Celeste (played by director Greta Bellamacina) is a poet whose art allows her to express her confusion at the world around her.
Her father disappeared 20 years ago, she is a single mother whose child’s father is also absent, and her mother is a spiky hag who offers little in support (but plenty in laughs – she is one of a host of superbly drawn characters which have a Fleabag feel to them).
Celeste’s downstairs neighbour Stella (Sadie Brown) is a lonely woman whose career as an actress has never taken off. She looks after Celeste’s son and yearns to sparkle at auditions. She has found joy in life through conversing online with a mysterious man called Roman: she thinks true love is heading her way.

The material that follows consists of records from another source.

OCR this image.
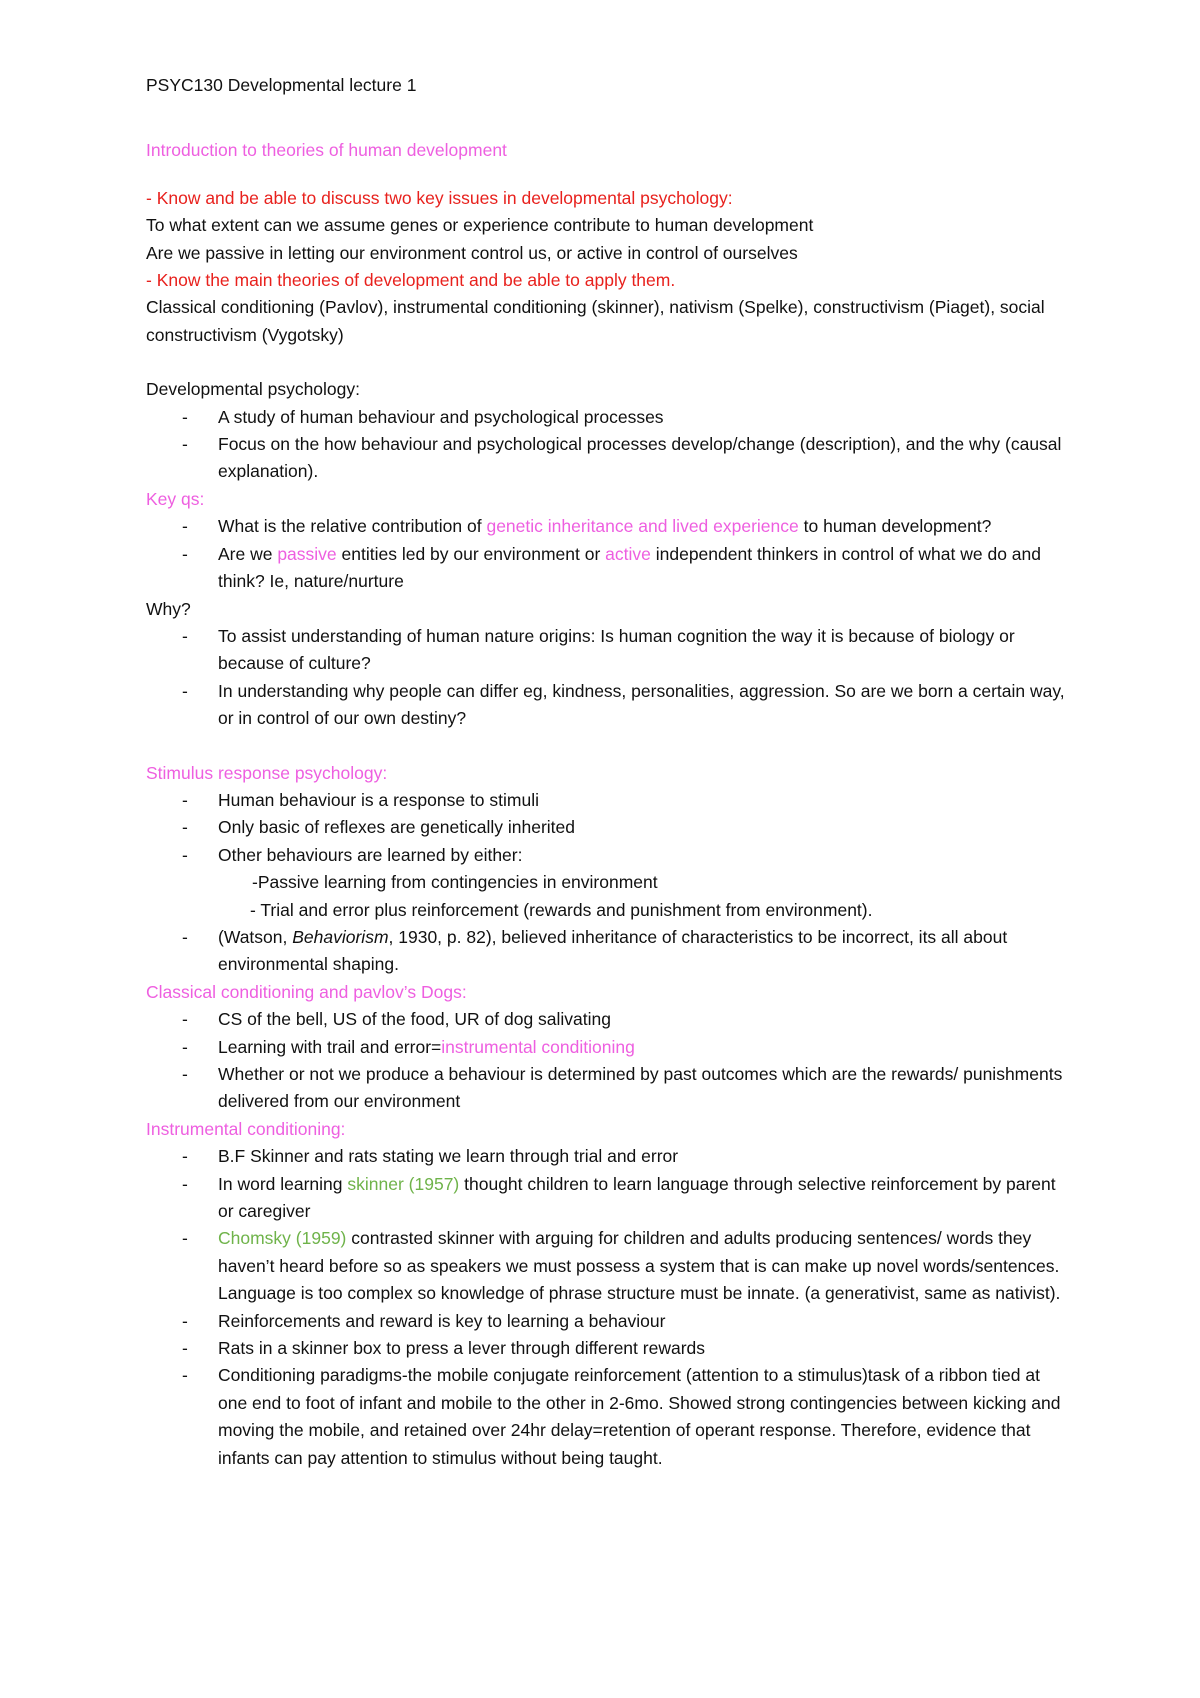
PSYC130 Developmental lecture 1

Introduction to theories of human development

- Know and be able to discuss two key issues in developmental psychology:

To what extent can we assume genes or experience contribute to human development

Are we passive in letting our environment control us, or active in control of ourselves

- Know the main theories of development and be able to apply them.

Classical conditioning (Pavlov), instrumental conditioning (skinner), nativism (Spelke), constructivism (Piaget), social constructivism (Vygotsky)

Developmental psychology:

- A study of human behaviour and psychological processes
- Focus on the how behaviour and psychological processes develop/change (description), and the why (causal explanation).

Key qs:

- What is the relative contribution of genetic inheritance and lived experience to human development?
- Are we passive entities led by our environment or active independent thinkers in control of what we do and think? Ie, nature/nurture

Why?

- To assist understanding of human nature origins: Is human cognition the way it is because of biology or because of culture?
- In understanding why people can differ eg, kindness, personalities, aggression. So are we born a certain way, or in control of our own destiny?

Stimulus response psychology:

- Human behaviour is a response to stimuli
- Only basic of reflexes are genetically inherited
- Other behaviours are learned by either:

-Passive learning from contingencies in environment

- Trial and error plus reinforcement (rewards and punishment from environment).

- (Watson, Behaviorism, 1930, p. 82), believed inheritance of characteristics to be incorrect, its all about environmental shaping.

Classical conditioning and pavlov’s Dogs:

- CS of the bell, US of the food, UR of dog salivating
- Learning with trail and error=instrumental conditioning
- Whether or not we produce a behaviour is determined by past outcomes which are the rewards/ punishments delivered from our environment

Instrumental conditioning:

- B.F Skinner and rats stating we learn through trial and error
- In word learning skinner (1957) thought children to learn language through selective reinforcement by parent or caregiver
- Chomsky (1959) contrasted skinner with arguing for children and adults producing sentences/ words they haven’t heard before so as speakers we must possess a system that is can make up novel words/sentences. Language is too complex so knowledge of phrase structure must be innate. (a generativist, same as nativist).
- Reinforcements and reward is key to learning a behaviour
- Rats in a skinner box to press a lever through different rewards
- Conditioning paradigms-the mobile conjugate reinforcement (attention to a stimulus)task of a ribbon tied at one end to foot of infant and mobile to the other in 2-6mo. Showed strong contingencies between kicking and moving the mobile, and retained over 24hr delay=retention of operant response. Therefore, evidence that infants can pay attention to stimulus without being taught.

Celeste, meanwhile, when not writing verse, pushing her son about locations in Camden or searching for coins at the bottom of a bag, is calling up everyone in the phone book with the same surname as her errant father.
Their situations sets scenes played for both drama and laughs: Bellamacina has an eye for a simple joke coupled with great dialogue.
Some moments work well: Celeste’s meetings with creepy literary agents are shriekingly funny, and this is a film populated by men whose sole role is to be figures of fun as soon as they open their mouths. That too works well.
Celeste’s poetry, accompanied by a piano, provides a wistful voiceover throughout. It helps carry the gentleness of the plot, which is at its heart about two friends and their love for one another.
It is hard to judge if the poetry that overlaps each scene is infused with literary worth: some of the lines you catch are sky-high ridiculous, perhaps intentionally, perhaps not. But it is read in a soothing meter and rhythm, and added to gentle tinkling incidental music, something that could be stomach-churningly bad is instead pretty good.
There are cracks here and there – it walks a thin line at times between a pretentious, low-rent London mumblecore movie, to being something that pokes fun at the genre and plays on its strengths.
It will be interesting to see what comes next for this director.